– А что с ними? – перебил он.

– Мама тоже болела. От малярии тогда многие умирали. А отца за долги убили. Он пытался построить бизнес, открыл продуктовую лавку, а для этого одолжил много денег у местных, как оказалось, гангстеров. Вовремя не вернул сумму и все… Это случилось на моих глазах. Мне тогда было семнадцать. Я выглядывала из своей комнаты. Видела, как отец пошел открывать дверь, а потом…

– Что потом? – с интересом спросил Билл.

– Ворвались двое мужчин. Сначала они долго разговаривали, а папа все время просил меня уйти, но я настолько испугалась, что стояла как вкопанная. Я видела, как один из них достал пистолет и наставил на папу. Тогда я сильно закричала, но мой крик перебили выстрелы. Когда я опомнилась, то видела только папу. Он лежал на деревянном полу и тянул ко мне руку. Я подошла и взялась за нее. Она была холодной и тяжелой. Отец смотрел на меня пустыми глазами, но уже ничего не мог сказать.

– А что потом? – спросил Билл.

– Я долго не знала, что мне делать. Как ты говоришь, настала черная полоса… Хотя со смерти Греты она никуда и не уходила.

– А дальше наступила белая полоса? – с интересом спросил Билл.

– Если можно так считать, – говорила бабушка. – В Нилзе жила моя тетка, сестра матери. Она забрала меня из Бронса. Вскоре я познакомилась с твоим дедушкой…

Роза налила себе стакан воды, сделала несколько глотков и поставила его рядом. Она туманно водила по кромке стакана указательным пальцем. Шмыгнула носом и продолжила говорить:

– Это было в начале тридцатых годов. Потом родилась твоя мама. Казалось, вот она белая полоса, но и та длилась недолго.
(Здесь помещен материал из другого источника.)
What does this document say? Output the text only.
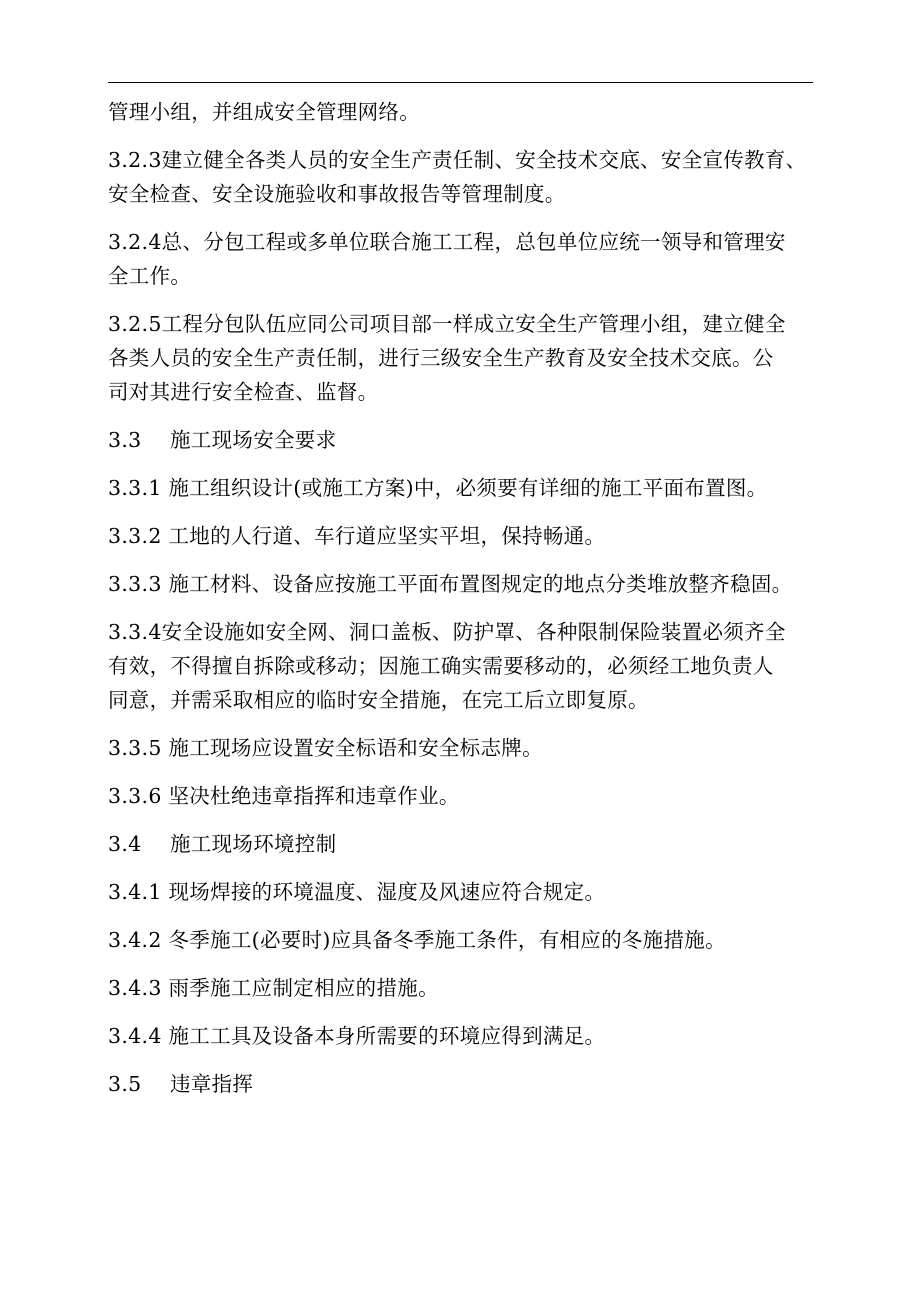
管理小组，并组成安全管理网络。
3.2.3建立健全各类人员的安全生产责任制、安全技术交底、安全宣传教育、
安全检查、安全设施验收和事故报告等管理制度。
3.2.4总、分包工程或多单位联合施工工程，总包单位应统一领导和管理安
全工作。
3.2.5工程分包队伍应同公司项目部一样成立安全生产管理小组，建立健全
各类人员的安全生产责任制，进行三级安全生产教育及安全技术交底。公
司对其进行安全检查、监督。
3.3 施工现场安全要求
3.3.1 施工组织设计(或施工方案)中，必须要有详细的施工平面布置图。
3.3.2 工地的人行道、车行道应坚实平坦，保持畅通。
3.3.3 施工材料、设备应按施工平面布置图规定的地点分类堆放整齐稳固。
3.3.4安全设施如安全网、洞口盖板、防护罩、各种限制保险装置必须齐全
有效，不得擅自拆除或移动；因施工确实需要移动的，必须经工地负责人
同意，并需采取相应的临时安全措施，在完工后立即复原。
3.3.5 施工现场应设置安全标语和安全标志牌。
3.3.6 坚决杜绝违章指挥和违章作业。
3.4 施工现场环境控制
3.4.1 现场焊接的环境温度、湿度及风速应符合规定。
3.4.2 冬季施工(必要时)应具备冬季施工条件，有相应的冬施措施。
3.4.3 雨季施工应制定相应的措施。
3.4.4 施工工具及设备本身所需要的环境应得到满足。
3.5 违章指挥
И десяти лет не прошло. В сорок втором году твой дедушка ушел на войну. Спустя восемь месяцев мне прислали письмо. Представь себе, я не пустила ни единой слезы, так как выплакала все, когда провожала его. Незадолго до этого злосчастного письма он прислал посылку прямо с фронта. Это была маленькая баночка с мидиями и письмо… письмо, которое я часто перечитываю ровно в десять вечера. В это время я получила посылку. Я понятия не имею, откуда он взял мидии во время войны, но в письме он ими восхищался.

– А что же дальше? – спросил Билл.

– Дальше пустота… такая пустота, о которой я не хочу вспоминать. Я не убивалась, не рыдала, не загоняла себя в угол. Просто хотелось тишины и спокойствия. Я держала себя в руках, поэтому и сейчас перед тобой я спокойна. Знаю, что все это тяжело пережить, но если в тебе есть силы, то со всем этим можно справиться!

– Да уж, не знал, что все так сложно, – сказал Билл.

– В этом нет ничего сложного. Всегда бывают сладкие моменты. Для меня это было ваше с Чарли появление на свет, новые знакомства, победы Чарли в конкурсах. Радостных мгновений полно, просто в голове остается осадок чаще от плохого.

– Боюсь, мне долго ждать таких моментов, – сказал Билл.

– А вот это ты зря, Билли. Их не нужно ждать. Они сами приходят ниоткуда, будто их кто-то присылает в награду за стойкость.

– Возможно… – задумался парень.

– Просто нужно жить дальше, – продолжила бабушка. – Помни, что Чарли тоже жив, пока ты его помнишь. Если ты все же веришь в полосы, то просто возьми цветные карандаши и разукрась свою жизнь и судьбу по-своему. Билли, мы все художники своей жизни, и выбор цвета в ней играет большую роль!

Впервые за несколько дней Билл искренне улыбнулся, хотя в душе все еще чувствовал горечь. Нет, это печаль не по Чарли, а по тем словам, что сказала бабушка. Бенктон понимал, что художником жизни можно стать в любой момент. Даже если сейчас тяжелые времена.

Билл решил прогуляться перед сном. Свежий воздух казался ему полезным. Всю прогулку он думал о разговоре с Джессикой, чувствовал себя виноватым за то, что нагрубил ей. Чтобы загладить вину, ему нужно появиться в колледже, куда он так не хотел возвращаться. Взвесив в уме все «за» и «против», Билл все же решил на следующий день сходить на занятия.